Malcolm's move from the Nation of Islam led him into engagement with "mainstream" civil rights groups and even a tentative alliance with whites -- but the Civil Rights movement hadn't stood still either, and as Marable admits, Malcolm and the Movement met more or less in the middle as more and more activists rejected King's supposedly conciliatory stance in favor of more militance, and less nonviolence. While King adhered to nonviolence, he too became more militant, and he'd never really been conciliatory. He became less conciliatory as time went on. It's a pity Malcolm didn't live to see it.

But the bigger irony is that if anyone was 'holding the Negro in check' it was Elijah Muhammad, who counseled blacks to refrain from political action of any kind, including voting. (In this he was like white religious leaders such as Jerry Falwell, who in the same era counseled his flock to avoid such worldly activity.) One reason Malcolm came into conflict with his mentor, on Marable's account, was that he kept straining at the leash, unable to refrain from building connections with black groups working actively against racism in the north and elsewhere. And despite the Nation's rhetorical appeal to violence, when it came down to brass tacks Muhammad had no stomach for it. (Not unreasonably, since blacks were outgunned by the white state.) When white police in Los Angeles murdered an unarmed Muslim named Ronald Stokes while raiding a mosque in 1962, Muhammad ordered his followers to "stand down" (208), to Malcolm's shock.

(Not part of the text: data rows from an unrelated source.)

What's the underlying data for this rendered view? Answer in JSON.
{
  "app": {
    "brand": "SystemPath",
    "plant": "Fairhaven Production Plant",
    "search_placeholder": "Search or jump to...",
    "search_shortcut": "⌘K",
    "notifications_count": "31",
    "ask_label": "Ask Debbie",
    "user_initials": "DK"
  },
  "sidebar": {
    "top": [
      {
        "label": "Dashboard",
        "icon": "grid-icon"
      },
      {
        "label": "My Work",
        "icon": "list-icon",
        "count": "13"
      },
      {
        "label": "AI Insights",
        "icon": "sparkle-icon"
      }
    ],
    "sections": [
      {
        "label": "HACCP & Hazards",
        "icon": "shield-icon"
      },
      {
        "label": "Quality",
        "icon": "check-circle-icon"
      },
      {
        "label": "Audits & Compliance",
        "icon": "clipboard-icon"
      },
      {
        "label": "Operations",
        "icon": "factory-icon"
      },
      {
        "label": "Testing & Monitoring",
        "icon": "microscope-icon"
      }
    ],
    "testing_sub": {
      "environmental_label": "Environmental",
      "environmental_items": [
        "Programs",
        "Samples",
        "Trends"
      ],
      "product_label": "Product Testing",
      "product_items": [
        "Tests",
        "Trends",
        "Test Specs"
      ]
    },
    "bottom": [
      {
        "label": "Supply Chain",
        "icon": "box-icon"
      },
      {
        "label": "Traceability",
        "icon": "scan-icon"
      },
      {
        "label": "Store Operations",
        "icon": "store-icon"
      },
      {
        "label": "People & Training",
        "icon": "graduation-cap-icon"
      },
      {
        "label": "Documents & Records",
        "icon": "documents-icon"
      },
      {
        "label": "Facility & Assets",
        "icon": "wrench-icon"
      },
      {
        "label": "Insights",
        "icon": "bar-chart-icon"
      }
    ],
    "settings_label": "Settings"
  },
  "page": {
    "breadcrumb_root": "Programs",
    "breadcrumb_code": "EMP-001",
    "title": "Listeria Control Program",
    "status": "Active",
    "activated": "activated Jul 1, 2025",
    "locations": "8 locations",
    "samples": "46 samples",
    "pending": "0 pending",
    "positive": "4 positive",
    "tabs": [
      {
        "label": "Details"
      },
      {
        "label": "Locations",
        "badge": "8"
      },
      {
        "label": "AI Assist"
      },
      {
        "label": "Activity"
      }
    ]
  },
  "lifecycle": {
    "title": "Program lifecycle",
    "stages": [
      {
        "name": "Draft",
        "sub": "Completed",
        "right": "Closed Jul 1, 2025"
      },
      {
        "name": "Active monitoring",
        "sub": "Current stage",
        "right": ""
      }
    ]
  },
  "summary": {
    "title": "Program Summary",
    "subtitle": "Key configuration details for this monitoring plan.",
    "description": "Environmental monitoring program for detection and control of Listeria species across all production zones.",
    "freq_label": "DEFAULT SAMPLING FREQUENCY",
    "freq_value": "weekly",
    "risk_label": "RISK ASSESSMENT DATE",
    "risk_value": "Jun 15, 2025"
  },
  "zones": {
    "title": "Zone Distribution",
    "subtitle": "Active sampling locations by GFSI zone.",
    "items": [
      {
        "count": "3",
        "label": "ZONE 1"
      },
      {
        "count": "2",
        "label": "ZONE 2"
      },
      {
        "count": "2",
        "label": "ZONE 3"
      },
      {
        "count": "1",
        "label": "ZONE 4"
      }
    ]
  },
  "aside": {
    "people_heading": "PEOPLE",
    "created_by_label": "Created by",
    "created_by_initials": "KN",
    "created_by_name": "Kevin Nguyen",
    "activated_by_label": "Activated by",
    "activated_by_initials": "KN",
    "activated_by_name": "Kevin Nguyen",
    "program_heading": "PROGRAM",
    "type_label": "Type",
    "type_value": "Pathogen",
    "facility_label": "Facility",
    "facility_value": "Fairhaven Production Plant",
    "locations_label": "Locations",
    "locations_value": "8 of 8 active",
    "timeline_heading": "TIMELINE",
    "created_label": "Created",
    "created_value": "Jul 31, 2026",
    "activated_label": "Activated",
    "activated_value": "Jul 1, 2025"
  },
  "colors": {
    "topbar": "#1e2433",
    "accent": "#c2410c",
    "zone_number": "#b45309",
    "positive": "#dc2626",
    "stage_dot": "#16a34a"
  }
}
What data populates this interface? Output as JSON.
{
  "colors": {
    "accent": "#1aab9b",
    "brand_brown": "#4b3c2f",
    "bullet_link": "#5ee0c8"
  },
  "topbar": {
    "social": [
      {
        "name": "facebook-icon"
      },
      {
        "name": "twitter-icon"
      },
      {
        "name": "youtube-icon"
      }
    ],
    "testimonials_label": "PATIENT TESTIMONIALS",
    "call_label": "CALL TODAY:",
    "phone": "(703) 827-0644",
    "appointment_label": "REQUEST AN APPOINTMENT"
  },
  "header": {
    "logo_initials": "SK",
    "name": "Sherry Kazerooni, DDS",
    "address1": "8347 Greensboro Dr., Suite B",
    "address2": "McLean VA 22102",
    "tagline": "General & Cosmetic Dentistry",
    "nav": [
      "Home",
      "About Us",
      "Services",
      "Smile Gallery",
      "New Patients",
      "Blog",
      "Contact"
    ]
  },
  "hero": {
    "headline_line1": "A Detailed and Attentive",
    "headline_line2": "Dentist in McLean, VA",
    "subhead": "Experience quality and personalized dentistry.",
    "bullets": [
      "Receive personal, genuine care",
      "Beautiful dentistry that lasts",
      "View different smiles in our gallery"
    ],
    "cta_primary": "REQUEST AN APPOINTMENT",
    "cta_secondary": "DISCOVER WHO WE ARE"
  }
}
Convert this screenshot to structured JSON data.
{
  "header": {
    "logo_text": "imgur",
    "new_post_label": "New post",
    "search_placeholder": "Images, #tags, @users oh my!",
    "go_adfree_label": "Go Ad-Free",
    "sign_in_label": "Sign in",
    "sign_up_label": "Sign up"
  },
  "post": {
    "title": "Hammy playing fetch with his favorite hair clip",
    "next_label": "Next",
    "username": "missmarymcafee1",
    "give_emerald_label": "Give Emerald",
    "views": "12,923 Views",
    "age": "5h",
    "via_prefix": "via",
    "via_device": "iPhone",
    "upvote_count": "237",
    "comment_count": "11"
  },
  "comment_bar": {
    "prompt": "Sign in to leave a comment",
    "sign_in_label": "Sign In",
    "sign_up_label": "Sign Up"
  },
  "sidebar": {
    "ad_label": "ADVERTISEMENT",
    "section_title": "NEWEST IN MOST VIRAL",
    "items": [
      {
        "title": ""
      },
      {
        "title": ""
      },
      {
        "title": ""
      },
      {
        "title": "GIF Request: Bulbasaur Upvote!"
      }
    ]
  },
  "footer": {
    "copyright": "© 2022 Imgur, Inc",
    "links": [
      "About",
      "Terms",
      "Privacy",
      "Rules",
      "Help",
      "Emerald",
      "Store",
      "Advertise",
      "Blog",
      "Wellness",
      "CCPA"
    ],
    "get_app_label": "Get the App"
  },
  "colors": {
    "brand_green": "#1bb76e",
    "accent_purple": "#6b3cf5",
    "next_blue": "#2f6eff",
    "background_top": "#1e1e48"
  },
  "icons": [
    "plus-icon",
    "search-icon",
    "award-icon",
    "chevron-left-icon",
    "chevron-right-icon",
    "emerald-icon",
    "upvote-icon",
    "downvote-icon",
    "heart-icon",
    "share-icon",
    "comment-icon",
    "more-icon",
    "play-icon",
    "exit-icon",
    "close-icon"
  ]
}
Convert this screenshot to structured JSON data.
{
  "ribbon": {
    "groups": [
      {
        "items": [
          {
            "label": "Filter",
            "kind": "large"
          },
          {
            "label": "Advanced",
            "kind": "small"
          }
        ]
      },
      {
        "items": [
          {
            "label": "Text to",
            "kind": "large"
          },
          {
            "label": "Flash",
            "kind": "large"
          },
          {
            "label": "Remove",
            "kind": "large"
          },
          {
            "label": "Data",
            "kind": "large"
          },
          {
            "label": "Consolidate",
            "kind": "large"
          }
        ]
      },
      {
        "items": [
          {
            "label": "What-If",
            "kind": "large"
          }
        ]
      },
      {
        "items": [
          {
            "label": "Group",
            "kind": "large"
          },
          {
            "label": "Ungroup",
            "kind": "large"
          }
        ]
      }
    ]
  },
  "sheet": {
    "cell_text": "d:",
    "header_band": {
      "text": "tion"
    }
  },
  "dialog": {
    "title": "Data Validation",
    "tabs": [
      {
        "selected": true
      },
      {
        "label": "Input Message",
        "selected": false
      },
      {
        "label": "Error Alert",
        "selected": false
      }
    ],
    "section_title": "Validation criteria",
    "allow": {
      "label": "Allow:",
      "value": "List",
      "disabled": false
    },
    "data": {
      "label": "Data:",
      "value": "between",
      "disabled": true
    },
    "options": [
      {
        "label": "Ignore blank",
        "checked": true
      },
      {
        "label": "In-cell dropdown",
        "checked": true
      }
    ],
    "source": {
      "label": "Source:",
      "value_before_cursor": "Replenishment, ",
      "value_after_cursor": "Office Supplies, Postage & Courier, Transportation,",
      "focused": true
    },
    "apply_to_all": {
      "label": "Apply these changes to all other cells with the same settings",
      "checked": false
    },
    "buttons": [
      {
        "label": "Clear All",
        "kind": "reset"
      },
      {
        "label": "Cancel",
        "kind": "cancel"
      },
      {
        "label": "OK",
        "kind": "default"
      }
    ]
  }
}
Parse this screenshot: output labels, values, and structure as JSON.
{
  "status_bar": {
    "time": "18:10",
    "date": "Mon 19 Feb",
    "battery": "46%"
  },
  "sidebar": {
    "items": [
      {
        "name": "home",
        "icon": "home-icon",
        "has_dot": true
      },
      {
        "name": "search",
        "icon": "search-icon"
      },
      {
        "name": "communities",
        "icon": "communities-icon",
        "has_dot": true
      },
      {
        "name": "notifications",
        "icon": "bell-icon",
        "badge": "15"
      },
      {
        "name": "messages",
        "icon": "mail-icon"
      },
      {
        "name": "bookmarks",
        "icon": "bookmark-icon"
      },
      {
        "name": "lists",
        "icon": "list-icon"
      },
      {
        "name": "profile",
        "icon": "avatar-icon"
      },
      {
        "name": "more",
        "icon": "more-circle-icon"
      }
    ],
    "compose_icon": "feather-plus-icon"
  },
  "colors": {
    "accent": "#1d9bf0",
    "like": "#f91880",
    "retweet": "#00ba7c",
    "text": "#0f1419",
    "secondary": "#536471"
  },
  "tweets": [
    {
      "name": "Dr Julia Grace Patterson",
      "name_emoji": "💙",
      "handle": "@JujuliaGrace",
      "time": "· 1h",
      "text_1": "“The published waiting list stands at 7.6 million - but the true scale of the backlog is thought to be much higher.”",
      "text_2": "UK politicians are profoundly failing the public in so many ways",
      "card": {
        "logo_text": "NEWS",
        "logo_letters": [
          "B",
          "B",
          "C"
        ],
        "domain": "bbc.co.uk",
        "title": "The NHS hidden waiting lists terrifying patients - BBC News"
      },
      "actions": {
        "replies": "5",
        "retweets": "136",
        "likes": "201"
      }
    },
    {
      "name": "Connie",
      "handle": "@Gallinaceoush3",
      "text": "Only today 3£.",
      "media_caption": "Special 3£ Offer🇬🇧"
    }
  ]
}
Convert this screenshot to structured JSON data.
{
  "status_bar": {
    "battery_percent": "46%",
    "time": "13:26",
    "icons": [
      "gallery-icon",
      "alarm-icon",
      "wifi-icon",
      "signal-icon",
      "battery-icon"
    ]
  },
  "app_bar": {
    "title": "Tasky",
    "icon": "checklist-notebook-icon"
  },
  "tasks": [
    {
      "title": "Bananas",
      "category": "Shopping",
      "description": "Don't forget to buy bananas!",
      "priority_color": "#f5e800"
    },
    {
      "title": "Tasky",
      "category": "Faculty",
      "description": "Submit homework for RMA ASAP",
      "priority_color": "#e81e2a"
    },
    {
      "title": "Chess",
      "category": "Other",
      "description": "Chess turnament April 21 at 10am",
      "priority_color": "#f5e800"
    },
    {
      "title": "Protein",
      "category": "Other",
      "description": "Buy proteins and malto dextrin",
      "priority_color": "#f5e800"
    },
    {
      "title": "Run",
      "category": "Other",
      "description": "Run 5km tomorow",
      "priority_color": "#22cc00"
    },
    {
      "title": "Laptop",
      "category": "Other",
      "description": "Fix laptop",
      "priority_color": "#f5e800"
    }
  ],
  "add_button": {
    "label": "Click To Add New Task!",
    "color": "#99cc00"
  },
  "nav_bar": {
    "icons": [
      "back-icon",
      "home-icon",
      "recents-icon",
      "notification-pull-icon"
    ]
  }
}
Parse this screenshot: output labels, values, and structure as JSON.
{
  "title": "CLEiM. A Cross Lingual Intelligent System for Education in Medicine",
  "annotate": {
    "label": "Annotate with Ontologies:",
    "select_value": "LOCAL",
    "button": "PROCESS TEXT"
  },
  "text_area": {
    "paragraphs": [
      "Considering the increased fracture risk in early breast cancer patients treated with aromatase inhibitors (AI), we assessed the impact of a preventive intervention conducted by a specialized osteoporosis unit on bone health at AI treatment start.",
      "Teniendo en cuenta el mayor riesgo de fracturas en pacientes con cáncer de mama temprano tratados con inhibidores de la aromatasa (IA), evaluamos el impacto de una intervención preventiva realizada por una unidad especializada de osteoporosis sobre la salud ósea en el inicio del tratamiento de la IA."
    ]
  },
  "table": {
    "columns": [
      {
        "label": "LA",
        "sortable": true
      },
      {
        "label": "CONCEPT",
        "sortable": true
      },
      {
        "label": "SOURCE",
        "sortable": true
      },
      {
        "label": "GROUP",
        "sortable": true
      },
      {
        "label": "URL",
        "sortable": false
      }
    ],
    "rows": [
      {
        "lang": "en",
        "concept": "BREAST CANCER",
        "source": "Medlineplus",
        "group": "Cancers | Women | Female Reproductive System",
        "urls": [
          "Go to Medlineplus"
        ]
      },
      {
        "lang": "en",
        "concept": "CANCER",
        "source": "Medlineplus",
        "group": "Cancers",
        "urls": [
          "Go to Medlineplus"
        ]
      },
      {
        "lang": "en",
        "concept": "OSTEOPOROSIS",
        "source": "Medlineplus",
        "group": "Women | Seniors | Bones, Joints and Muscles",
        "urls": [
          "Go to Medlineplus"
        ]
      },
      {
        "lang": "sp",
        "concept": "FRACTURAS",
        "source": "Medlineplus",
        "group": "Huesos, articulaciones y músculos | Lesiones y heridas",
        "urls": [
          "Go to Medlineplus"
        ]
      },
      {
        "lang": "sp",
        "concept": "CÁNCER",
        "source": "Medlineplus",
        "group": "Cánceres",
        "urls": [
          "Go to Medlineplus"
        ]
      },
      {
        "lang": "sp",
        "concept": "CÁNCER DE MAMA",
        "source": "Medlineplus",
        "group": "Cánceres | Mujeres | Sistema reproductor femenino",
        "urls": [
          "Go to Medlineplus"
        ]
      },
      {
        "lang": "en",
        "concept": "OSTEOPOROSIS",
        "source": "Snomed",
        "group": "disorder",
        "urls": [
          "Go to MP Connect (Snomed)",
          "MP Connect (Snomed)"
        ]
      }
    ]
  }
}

The time had come for action, and surely Muhammad would see the necessity in summoning the Nation's strength for the battle. But the Messenger denied him. "Brother, you don't go to war over a provocation," he told Malcolm. "They could kill a few of my followers, but I'm not going to go out and do something silly" [208].
On the other hand, Muhammad could stomach Muslim violence against his own. The Fruit of Islam (FOI), the Nation's paramilitary wing, regularly beat and terrorized members who misbehaved or dissented, culminating in the execution of Malcolm himself. The police tended to unconcern about these peccadilloes, as about black-on-black violence generally, and Marable says there is evidence that some FOI higher-ups -- including, possibly, one of the assassins -- were police informants.

In the end, Marable can't make up his own mind. On the same page, he writes first that "To Malcolm, armed self-defense was never equated with violence for its own sake" (485); two paragraphs later, that Malcolm "had also come to reject violence for its own sake, but he never abandoned the nationalists' ideal of 'self-determination" (485-6). And:
Given the election of Barack Obama, it now raises the question of whether blacks have a separate political destiny from their white fellow citizens. If legal racial segregation was permanently in America's past, Malcolm's vision today would have to radically define self-determination and the meaning of black power in a political environment that appeared to many to be "post-racial" [486].
Even in the 1960s, the existence of de facto, as opposed to de jure (that is, legal) racial segregation was recognized. The notion that the mere removal of Jim Crow laws automatically eradicated racism in America is beloved of many whites -- "You've got your rights, so what more do you want from us?" -- but most blacks know better. I don't think the current political environment is "post-racial" by any stretch of the imagination; the election of Barack Obama certainly doesn't make it so. "Many" would agree with me.